The film starts properly at the birthday party of Customs official Charlie Sandoval (Ricky Davao). He has two young adult children with his wife Cecille (Bing Pimentel), the overachiever Cathy (Shaina Magdayao) and the struggling Carlo (Enrique Gil). Cathy runs a yoga studio, which becomes the target of a gang of criminals. They rob the place, and when one of the criminals tries to take Cathy with him, Carlo offers himself up in her stead. He is taken to their hideout, and is held there while his family tries to make a deal for his freedom.

Along the way, we learn that Charlie is caught up in some shady dealings over at the Bureau of Customs. And as we spend time with Carlo in the criminal lair, the film takes pains to depict the banality of these criminals' lives. A couple of them have children. At one point there is a birthday party. The film is vaguely jabbing at something resembling a theme here, at one point explicitly sketching out the similarities between the two households. And this is certainly an interesting point to make, but the way the film resolves doesn't do justice to those ideas.

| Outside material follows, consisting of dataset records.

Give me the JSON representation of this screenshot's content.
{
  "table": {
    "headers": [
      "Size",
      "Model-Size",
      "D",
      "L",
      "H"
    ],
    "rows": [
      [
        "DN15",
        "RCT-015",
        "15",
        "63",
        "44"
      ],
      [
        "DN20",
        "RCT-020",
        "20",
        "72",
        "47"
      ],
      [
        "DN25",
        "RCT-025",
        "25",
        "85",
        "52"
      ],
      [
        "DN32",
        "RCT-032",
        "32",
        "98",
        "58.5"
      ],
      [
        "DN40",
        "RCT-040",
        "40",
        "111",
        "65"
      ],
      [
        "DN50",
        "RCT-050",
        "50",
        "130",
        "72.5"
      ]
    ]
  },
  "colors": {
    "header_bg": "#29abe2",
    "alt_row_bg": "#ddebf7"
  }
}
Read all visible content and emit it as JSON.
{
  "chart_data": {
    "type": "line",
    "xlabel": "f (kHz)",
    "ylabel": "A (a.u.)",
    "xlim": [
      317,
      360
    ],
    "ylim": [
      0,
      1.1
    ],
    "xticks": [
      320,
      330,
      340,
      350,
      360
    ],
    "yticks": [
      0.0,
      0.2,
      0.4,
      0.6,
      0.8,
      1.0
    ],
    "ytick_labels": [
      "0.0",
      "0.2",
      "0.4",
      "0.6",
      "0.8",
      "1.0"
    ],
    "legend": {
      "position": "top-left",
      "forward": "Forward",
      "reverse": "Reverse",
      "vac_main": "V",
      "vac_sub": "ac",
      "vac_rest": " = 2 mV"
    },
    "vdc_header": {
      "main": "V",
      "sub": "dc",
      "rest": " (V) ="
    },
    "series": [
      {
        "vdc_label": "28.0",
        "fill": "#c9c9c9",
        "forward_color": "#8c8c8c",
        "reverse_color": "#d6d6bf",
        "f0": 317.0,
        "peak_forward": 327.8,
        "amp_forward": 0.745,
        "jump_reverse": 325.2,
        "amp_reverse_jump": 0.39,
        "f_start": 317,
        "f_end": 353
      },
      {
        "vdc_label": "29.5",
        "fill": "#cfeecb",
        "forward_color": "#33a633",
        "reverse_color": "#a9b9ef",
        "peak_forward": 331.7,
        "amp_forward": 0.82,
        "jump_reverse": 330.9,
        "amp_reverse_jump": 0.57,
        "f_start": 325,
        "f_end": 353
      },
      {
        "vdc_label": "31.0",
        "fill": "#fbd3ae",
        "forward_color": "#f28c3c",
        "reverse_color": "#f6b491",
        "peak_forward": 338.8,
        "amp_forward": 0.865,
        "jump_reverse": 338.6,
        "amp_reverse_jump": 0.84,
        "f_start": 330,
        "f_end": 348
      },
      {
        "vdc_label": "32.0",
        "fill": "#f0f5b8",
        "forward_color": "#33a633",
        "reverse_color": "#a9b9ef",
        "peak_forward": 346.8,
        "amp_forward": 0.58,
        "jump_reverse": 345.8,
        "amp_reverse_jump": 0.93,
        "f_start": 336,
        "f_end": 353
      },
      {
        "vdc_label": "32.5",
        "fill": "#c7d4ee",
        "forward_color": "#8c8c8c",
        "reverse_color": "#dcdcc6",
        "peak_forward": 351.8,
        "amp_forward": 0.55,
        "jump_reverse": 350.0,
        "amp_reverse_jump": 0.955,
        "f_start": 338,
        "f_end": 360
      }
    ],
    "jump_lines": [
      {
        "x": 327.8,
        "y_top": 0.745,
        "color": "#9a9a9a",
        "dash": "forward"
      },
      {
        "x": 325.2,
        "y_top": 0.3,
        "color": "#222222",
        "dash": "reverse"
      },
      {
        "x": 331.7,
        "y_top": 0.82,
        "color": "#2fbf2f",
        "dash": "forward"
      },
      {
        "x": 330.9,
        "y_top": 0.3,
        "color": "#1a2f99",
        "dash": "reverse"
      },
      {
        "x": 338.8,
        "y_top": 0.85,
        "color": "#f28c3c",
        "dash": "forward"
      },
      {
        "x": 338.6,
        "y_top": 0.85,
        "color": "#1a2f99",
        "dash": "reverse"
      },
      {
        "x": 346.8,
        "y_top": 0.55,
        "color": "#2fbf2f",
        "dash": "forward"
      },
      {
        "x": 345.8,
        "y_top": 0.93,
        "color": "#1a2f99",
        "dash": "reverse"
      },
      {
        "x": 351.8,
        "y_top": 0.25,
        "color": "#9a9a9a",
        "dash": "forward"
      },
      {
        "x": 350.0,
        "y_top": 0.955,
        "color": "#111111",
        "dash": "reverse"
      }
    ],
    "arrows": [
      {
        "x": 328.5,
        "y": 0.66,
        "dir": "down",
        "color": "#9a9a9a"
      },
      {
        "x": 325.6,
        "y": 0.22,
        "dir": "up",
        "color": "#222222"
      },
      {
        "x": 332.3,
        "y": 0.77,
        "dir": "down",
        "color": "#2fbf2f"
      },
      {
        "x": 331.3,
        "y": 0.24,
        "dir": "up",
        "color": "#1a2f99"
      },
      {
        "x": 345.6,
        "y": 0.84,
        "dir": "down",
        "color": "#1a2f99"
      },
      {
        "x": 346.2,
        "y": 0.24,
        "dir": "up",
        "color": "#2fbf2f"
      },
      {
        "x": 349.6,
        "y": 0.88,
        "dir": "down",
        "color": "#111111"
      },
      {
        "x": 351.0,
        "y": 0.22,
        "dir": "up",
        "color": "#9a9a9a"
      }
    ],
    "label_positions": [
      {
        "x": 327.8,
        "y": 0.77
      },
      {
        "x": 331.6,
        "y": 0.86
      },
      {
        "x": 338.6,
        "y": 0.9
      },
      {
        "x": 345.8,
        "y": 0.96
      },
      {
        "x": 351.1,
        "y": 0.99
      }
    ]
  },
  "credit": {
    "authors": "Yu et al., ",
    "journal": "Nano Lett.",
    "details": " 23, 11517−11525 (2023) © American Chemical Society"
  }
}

It doesn't matter in the end that Charlie is corrupt. It doesn't matter in the end that the criminals have a family, and may have their reasons for doing what they do. After all the shades of gray the film painstakingly establishes, it rushes into a conclusion that feels dreadfully simple. It ends up feeling the film just included all those extra details for padding, the conclusion leaving plenty of emotional and thematic threads lying wasted on the ground. It settles for something that feels like an ending, evoking the standard imagery that comes with a story of kidnapping.

To be completely fair to the movie, it's a sharp piece of filmmaking. This is the most restrained film of director Paul Soriano by far. He keeps the tone fairly consistent as the movie ratchets up the tension. He also gets good performances out of his actors. Enrique Gil, with a mostly silent performance, gets to show more nuance than he's ever shown before. Christopher de Leon eschews loudness just this once, and offers up a reminder of the caliber of actor that he used to be. Ricky Davao does a lot with his character's complex morality, even if it doesn't quite pay off.


All in all, Dukot is a pretty engaging film. From scene to scene, it manages to maintain a certain tone and build up the tension. But it’s all in service of a narrative that doesn’t have any thematic follow-through. The film builds so much moral ambiguity, and there’s so much left to dissect as the film raises the volume on the music and jumps to its conclusion. This is a sharp piece of filmmaking, but what it ends up saying through its abandonment of its complexity is questionable at best.